Istio reset with AWS NLB and Slack access


I’ve a strange behavior I’m unable to pinpoint. I’ve an eks cluster using NLB and istio as a daemon set, sometimes when a workload calls itself as if it was an external application (NOT using .svc.cluster.local) it ends up with a premature closing of the communication.

I can observe a relatively high number of target RST on NLB side.

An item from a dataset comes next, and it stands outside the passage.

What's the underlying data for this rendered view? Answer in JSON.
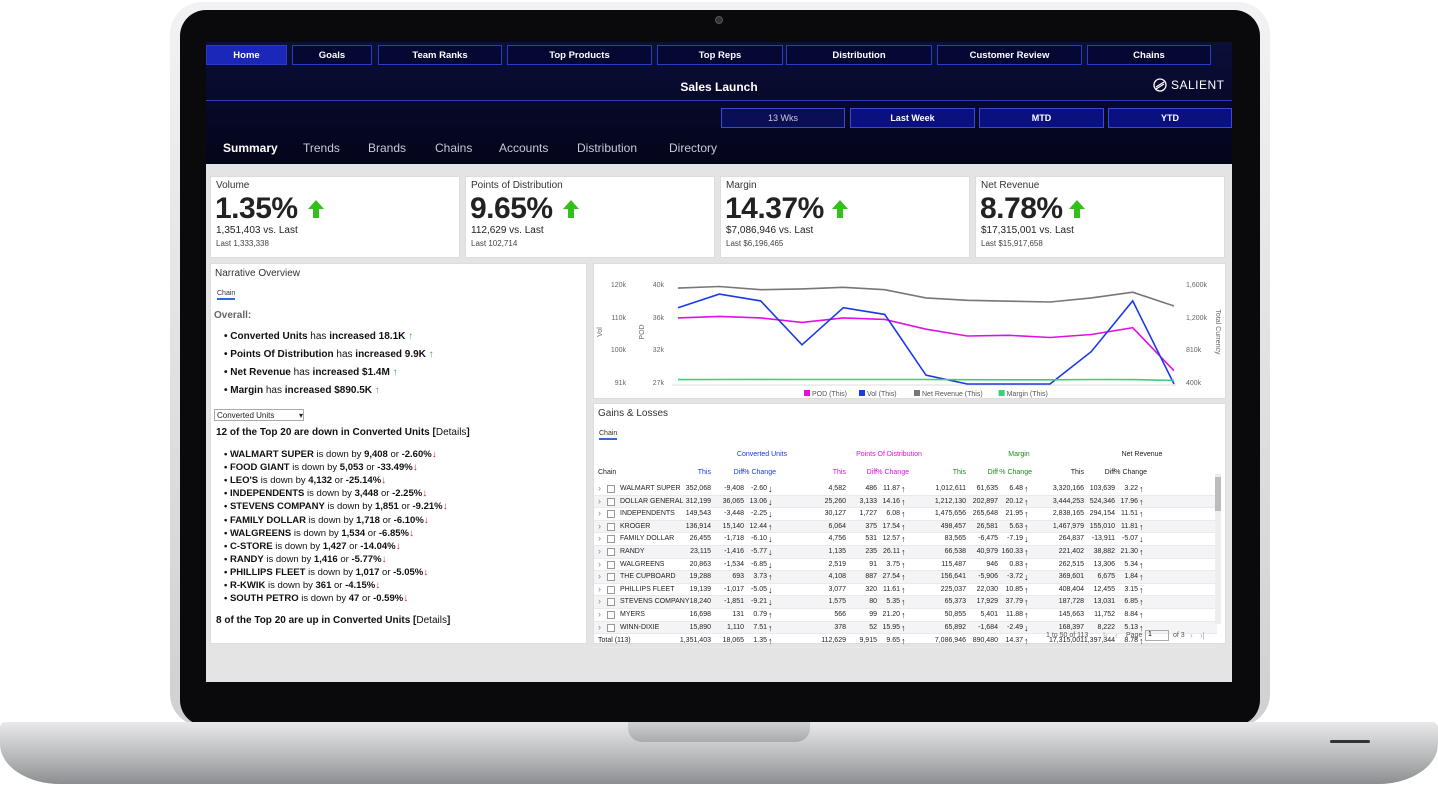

Trying to pinpoint it I’ve used ksniff and can confirm the request stop early and never touch the application, my curl test ends up sometimes with the following while there’s no restart on any container in the pod, multiple request can return 200, and sometimes I got this:

> User-Agent: curl/7.78.0
> Accept: */*
* TLSv1.2 (IN), TLS alert, close notify (256):
* Empty reply from server
* Closing connection 0
* TLSv1.2 (OUT), TLS alert, close notify (256):
curl: (52) Empty reply from server

I wasn’t able to find a correlation between any istio configuration option and this premature closure of TCP session (but the delay between start and close is always 5s which made me mess with tcpKeepalive without success).

On a side note: I’ve tried to join istio’s slack but folowing ends up on an outdated invitation link.

I guess it would be easier to exchange through Slack to debug further, but I’d be happy to provide anything better on the subject here. I’m just unsure of what to provide actually without making a wall of text.